Ford Ranger: Rebirth Of An American Classic

At long, long last, the Ford Ranger is back and eager to reclaim its former crown. Everybody loves a good comeback story. There’s just something about the return of a beloved cultural icon that fills people with an excitement, as though the one returning has been reborn. Brand new once more, Ford’s famed compact pickup is ready to pickup right where it left off. A 30-year relationship with the American public will begin anew in the 2019 model year, and a new chapter will be written in an already impressive history that spans more than three decades. Let’s take a closer look at those generational successes and get a better idea of where the next-gen Ranger will take us.

Humble Beginnings

Although Ford began production of the Ranger in 1982, its lineage can actually be traced back much further. A boom in the compact pickup truck market segment in the late 1960’s caused them to throw their hat in the ring. In 1972, the Ford Courier debuted. The Courier was manufactured in Japan to save time and money. It was initially a rebadged version of the Mazda B1800 compact truck.

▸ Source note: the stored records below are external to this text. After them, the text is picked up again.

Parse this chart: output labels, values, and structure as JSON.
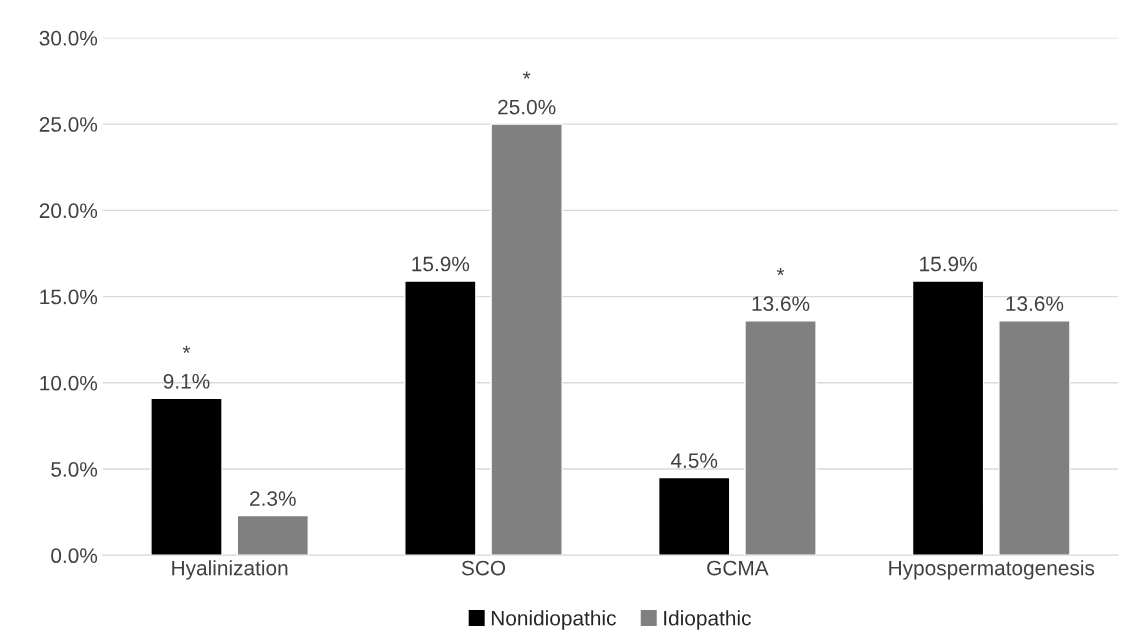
{
  "chart_data": {
    "type": "bar",
    "categories": [
      "Hyalinization",
      "SCO",
      "GCMA",
      "Hypospermatogenesis"
    ],
    "series": [
      {
        "name": "Nonidiopathic",
        "color": "#000000",
        "values": [
          9.1,
          15.9,
          4.5,
          15.9
        ],
        "value_labels": [
          "*\n9.1%",
          "15.9%",
          "4.5%",
          "15.9%"
        ]
      },
      {
        "name": "Idiopathic",
        "color": "#808080",
        "values": [
          2.3,
          25.0,
          13.6,
          13.6
        ],
        "value_labels": [
          "2.3%",
          "*\n25.0%",
          "*\n13.6%",
          "13.6%"
        ]
      }
    ],
    "ylim": [
      0,
      30
    ],
    "yticks": [
      {
        "value": 0,
        "label": "0.0%"
      },
      {
        "value": 5,
        "label": "5.0%"
      },
      {
        "value": 10,
        "label": "10.0%"
      },
      {
        "value": 15,
        "label": "15.0%"
      },
      {
        "value": 20,
        "label": "20.0%"
      },
      {
        "value": 25,
        "label": "25.0%"
      },
      {
        "value": 30,
        "label": "30.0%"
      }
    ],
    "grid": "y",
    "legend": "bottom"
  }
}
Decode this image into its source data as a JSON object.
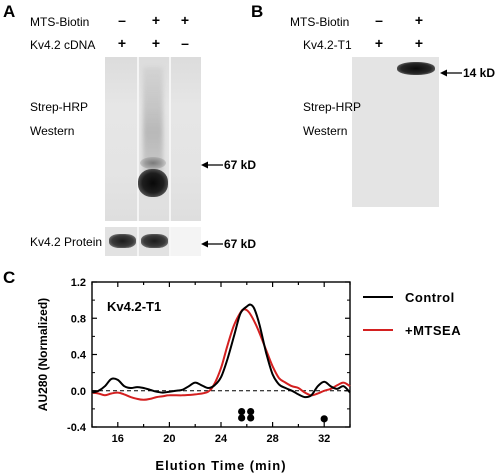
{
  "panel_a": {
    "letter": "A",
    "rows": [
      {
        "label": "MTS-Biotin",
        "signs": [
          "–",
          "+",
          "+"
        ]
      },
      {
        "label": "Kv4.2 cDNA",
        "signs": [
          "+",
          "+",
          "–"
        ]
      }
    ],
    "blot_labels": [
      "Strep-HRP",
      "Western"
    ],
    "marker": "67 kD",
    "protein_label": "Kv4.2 Protein",
    "protein_marker": "67 kD"
  },
  "panel_b": {
    "letter": "B",
    "rows": [
      {
        "label": "MTS-Biotin",
        "signs": [
          "–",
          "+"
        ]
      },
      {
        "label": "Kv4.2-T1",
        "signs": [
          "+",
          "+"
        ]
      }
    ],
    "blot_labels": [
      "Strep-HRP",
      "Western"
    ],
    "marker": "14 kD"
  },
  "panel_c": {
    "letter": "C",
    "chart_data": {
      "type": "line",
      "title": "Kv4.2-T1",
      "xlabel": "Elution Time (min)",
      "ylabel": "AU280 (Normalized)",
      "xlim": [
        14,
        34
      ],
      "ylim": [
        -0.4,
        1.2
      ],
      "xticks": [
        16,
        20,
        24,
        28,
        32
      ],
      "yticks": [
        -0.4,
        0.0,
        0.4,
        0.8,
        1.2
      ],
      "ytick_labels": [
        "-0.4",
        "0.0",
        "0.4",
        "0.8",
        "1.2"
      ],
      "baseline": 0,
      "legend_position": "right",
      "series": [
        {
          "name": "Control",
          "color": "#000000",
          "points": [
            [
              14,
              -0.02
            ],
            [
              14.5,
              0.0
            ],
            [
              15,
              0.05
            ],
            [
              15.5,
              0.13
            ],
            [
              16,
              0.12
            ],
            [
              16.5,
              0.05
            ],
            [
              17,
              0.03
            ],
            [
              17.5,
              0.04
            ],
            [
              18,
              0.03
            ],
            [
              18.5,
              0.01
            ],
            [
              19,
              -0.01
            ],
            [
              19.5,
              -0.02
            ],
            [
              20,
              -0.01
            ],
            [
              20.5,
              0.0
            ],
            [
              21,
              0.01
            ],
            [
              21.5,
              0.05
            ],
            [
              22,
              0.09
            ],
            [
              22.5,
              0.06
            ],
            [
              23,
              0.03
            ],
            [
              23.5,
              0.06
            ],
            [
              24,
              0.15
            ],
            [
              24.5,
              0.35
            ],
            [
              25,
              0.6
            ],
            [
              25.5,
              0.85
            ],
            [
              26,
              0.93
            ],
            [
              26.3,
              0.95
            ],
            [
              26.6,
              0.9
            ],
            [
              27,
              0.72
            ],
            [
              27.5,
              0.42
            ],
            [
              28,
              0.18
            ],
            [
              28.5,
              0.07
            ],
            [
              29,
              0.03
            ],
            [
              29.5,
              0.0
            ],
            [
              30,
              -0.04
            ],
            [
              30.5,
              -0.07
            ],
            [
              31,
              -0.05
            ],
            [
              31.5,
              0.05
            ],
            [
              32,
              0.1
            ],
            [
              32.5,
              0.05
            ],
            [
              33,
              0.02
            ],
            [
              33.5,
              0.05
            ],
            [
              34,
              -0.02
            ]
          ]
        },
        {
          "name": "+MTSEA",
          "color": "#d42020",
          "points": [
            [
              14,
              -0.02
            ],
            [
              14.5,
              -0.03
            ],
            [
              15,
              -0.05
            ],
            [
              15.5,
              -0.03
            ],
            [
              16,
              -0.02
            ],
            [
              16.5,
              -0.04
            ],
            [
              17,
              -0.07
            ],
            [
              17.5,
              -0.09
            ],
            [
              18,
              -0.1
            ],
            [
              18.5,
              -0.09
            ],
            [
              19,
              -0.07
            ],
            [
              19.5,
              -0.06
            ],
            [
              20,
              -0.05
            ],
            [
              21,
              -0.05
            ],
            [
              22,
              -0.04
            ],
            [
              23,
              -0.01
            ],
            [
              23.5,
              0.08
            ],
            [
              24,
              0.25
            ],
            [
              24.5,
              0.5
            ],
            [
              25,
              0.72
            ],
            [
              25.5,
              0.86
            ],
            [
              25.8,
              0.9
            ],
            [
              26.2,
              0.86
            ],
            [
              26.8,
              0.7
            ],
            [
              27.5,
              0.45
            ],
            [
              28,
              0.27
            ],
            [
              28.5,
              0.14
            ],
            [
              29,
              0.09
            ],
            [
              29.5,
              0.05
            ],
            [
              30,
              0.03
            ],
            [
              30.5,
              -0.02
            ],
            [
              31,
              -0.05
            ],
            [
              31.5,
              -0.03
            ],
            [
              32,
              0.0
            ],
            [
              32.5,
              0.02
            ],
            [
              33,
              0.06
            ],
            [
              33.5,
              0.09
            ],
            [
              34,
              0.05
            ]
          ]
        }
      ],
      "markers": [
        {
          "x": 25.6,
          "y": -0.23
        },
        {
          "x": 26.3,
          "y": -0.23
        },
        {
          "x": 25.6,
          "y": -0.3
        },
        {
          "x": 26.3,
          "y": -0.3
        },
        {
          "x": 32.0,
          "y": -0.31
        }
      ]
    }
  }
}
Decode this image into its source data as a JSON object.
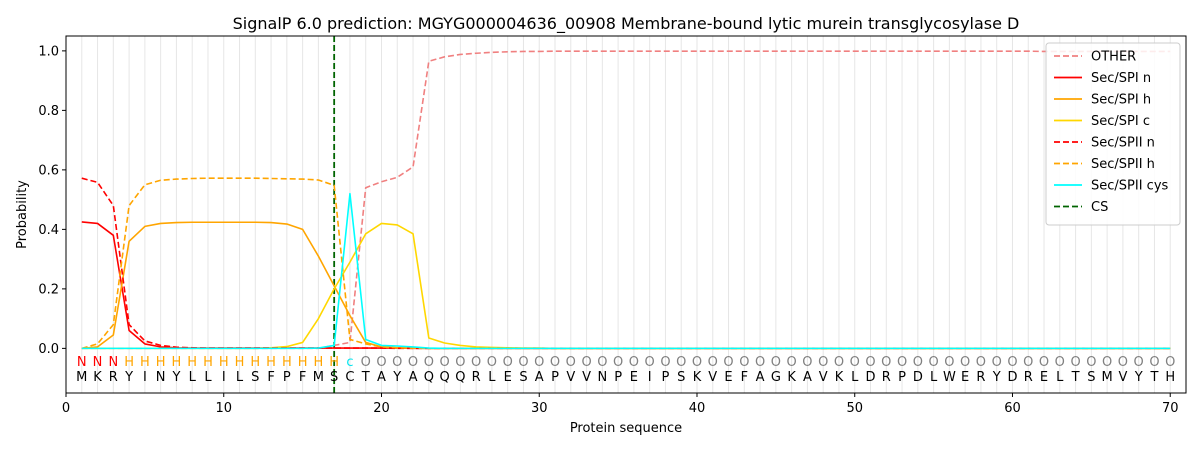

Though the Courier largely succeeded, Ford turned attention in 1976 to producing a compact truck of their own, stateside. The goals they set for themselves included an increase in durability, fuel efficiency, and more interior room for the comfort of the big Midwestern Americans to whom they hoped to sell their homegrown pickups.

The Ranger: Dawn Of A New Era

The American-made 1983 Ford Ranger debuted in showrooms in March of 1982. Initially, the Ranger was only offered as a two-wheel-drive vehicle. Fortunately, it only took a few months to correct this oversight. The body of the Ranger was inspired by the larger, successful Ford F-Series pickup. The power offerings in the Ranger’s rookie year were initially limited to a 2.3L 4-cylinder engine, producing an adorably meager 80 horsepower. But by the end of 1982, a 2.8L V6 was thankfully available. They were mated with either a four-speed manual (standard equipment), a five-speed manual, or a 3-speed automatic.

Two bed sizes could be had: a 6′ bed with the 108″ wheelbase, or a seven foot bed, available with 114″ wheelbase Rangers. Four trim packages were offered: the utilitarian base package, the XL (adding chrome accents), XLS (the sporty one of the bunch, blackout trim and tape stripes), and XLT (top of the line with pinstripes, brushed aluminum on the tailgate, and even vent windows). It wasn’t until 1990 that a 4.0L V6 engine debuted, bringing legitimate power to the Ranger line.

Decades Of Success

The new Ranger thrived, and (along with its domestic frenemy, the Chevy S-10) took back a large share of the Japanese-dominated compact pickup segment. Though tweaked and improved, no striking changes to the Ranger took place until 1993. The now-beloved Ranger would receive a full overhaul. A rounded front end, new seats, and a redesigned interior changed the Ranger’s aesthetics substantially. Trim levels shifted, and a stepside style bed debuted. A standard airbag appears in 1995. Another major facelift in 1998 stretches the wheelbase and a new front-end suspension improves ride and handling.

The most recent Ranger generation began in 2001. The variety became greater than ever, with a slew of different Ranger models appealing to as many buyers as possible. The V6 was replaced with the overhead-cam 4.0L V6 found in the world-dominant Ford Explorer, upping the horsepower to an improved 207.
Rangers sold well. Really, really well. In fact, they were the best-selling US compact truck every year from 1987 through 2004.

New Challenges Arise

Sadly, those numbers simply cannot last. Despite a loyal following, rumblings of the Ranger’s demise began as early as 2007. At their peak in the late 90s, well over 300,000 Rangers were sold annually. By 2007, that number had dwindled to a paltry 72,000. Through sheer force of will, Ford and the Ranger clung to life through the recession, but ultimately called it quits by the 2012 model year. The final American Ranger rolled off the assembly line in December of 2011 in St. Paul, Minnesota, where they had been produced from the very beginning.

A Most Welcome Return

But after a long six year wait, Ford announced at the 2017 Detroit Auto Show that the comeback was official. The Ranger will reappear for the 2019 model year. Much of the fanfare may have been overshadowed by the other big Ford news, such as the return of the legendary Bronco and its legions of fans. But make no mistake: Ranger faithful are very, very excited as well.

What can we expect? Too early to say for sure, but intelligent guesses can certainly be made. Though discontinued at home, the Ranger never went away in nearly 100 other countries. These foreign Rangers give us a good starting point for expectations; though Ford assures us that an “all-new Ford Ranger” is in the works for the North American market. One thing we do know for sure: Ford is ready to try once more at muscling in on the Japanese-dominated compact truck market. You hear that, Toyota Tacoma? Stay on your toes; the Yanks are comin’.